# Elgin Bluebird project



## Mark Mattei

Wheels are incorrect, reproduction speedometer drive ring, reproduction head badge, poor quality reproduction fender ornament, reproduction headlight lenses one plastic one glass, reproduction stem with no bolt or wedge. Restored seat, front fender converted from a Robin by Dean. Including a 40’s era automotive speedometer cable and housing that may be able to be converted by adapting the bicycle thread on collars. No bars, no grips. Pedals are mostly reproduction parts. Original speedo, original light/horn buttons. Original horn. Original kickstand. Quality metal work on the tank and fenders. More bits as shown. 
 Would prefer pick up, but will ship for $250.


----------



## PlasticNerd

Wow, it’s a great start to a beautiful bike! Glwts


----------



## detroitbike

1475


----------



## ninolecoast

1575


----------



## detroitbike

1666


----------



## ninolecoast

1750


----------



## poolboy1

$2000.00


----------



## Rust_Trader

$2100


----------



## detroitbike

2666


----------



## poolboy1

2500.00


----------



## poolboy1

3000.00


----------



## catfish

$4000.00


----------



## poolboy1

5000.00


----------



## catfish

$5200.00


----------



## poolboy1

5500.00


----------



## catfish

$5600.00


----------



## poolboy1

$5700.00


----------



## onecatahula




----------



## Mark Mattei

onecatahula said:


> View attachment 1566081



A box of regular popcorn ain’t cuttin it. Now if it had been cheese corn…


----------



## poolboy1

Mark Mattei said:


> A box of regular popcorn ain’t cuttin it. Now if it had been cheese corn…

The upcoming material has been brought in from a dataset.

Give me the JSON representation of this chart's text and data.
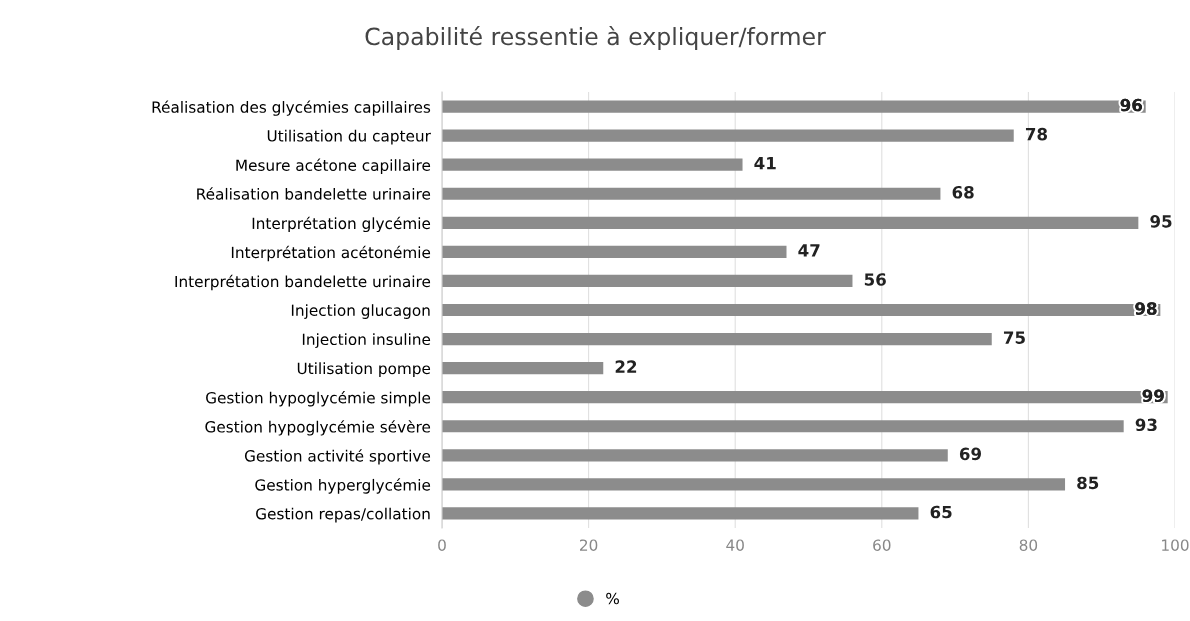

Do we have a deal @ $5700.00?


----------



## catfish

$5750.00


----------



## poolboy1

$6000.00


----------



## BFGforme

Wow just got a fresh beer and more popcorn


----------



## Junkman Bob

And Pretzels ……


----------



## Maskadeo

I’m thinking it’s got a ways to go, so I’ll be enjoying this as well!


----------



## bobcycles

Note to the winner:   I have a correct set of wheels for the bike if you need to source
them...with Morrow w/center bump.  Reasonable... for restoration
One less thing to hunt down


----------



## poolboy1

Best and final for me $6500.00 IMO bike is not worth more. Would be perfect for what i need it for. Restore to look original this would not be the bike IMO.


----------



## toyman

2700


----------



## SJ_BIKER




----------



## BFGforme

toyman said:


> 2700



Way out bid by many hours….


----------



## Robertriley

I will throw an extra fifty bucks and just to see what Ethan would do with it


----------



## poolboy1

Robertriley said:


> I will throw an extra fifty bucks and just to see what Ethan would do with it



K...... $7000.00


----------



## Robertriley

poolboy1 said:


> K...... $7000.00



I said $50 not. $500.


----------



## poolboy1

Best and final $7000.00 Thanks Chris....LOL


----------



## toyman

BFGforme said:


> Way out bid by many hours….



I saw that when I looked at the second page


----------



## Mark Mattei

Hi everybody, thanks for your offers and participation, it was fun. 9 grand is the number.


----------



## sm2501

Per the rules of classified section, comments are not welcomed. This is deal or no deal, pure and simple. Either bid or move on. If you have comments, send a private message to the seller.


----------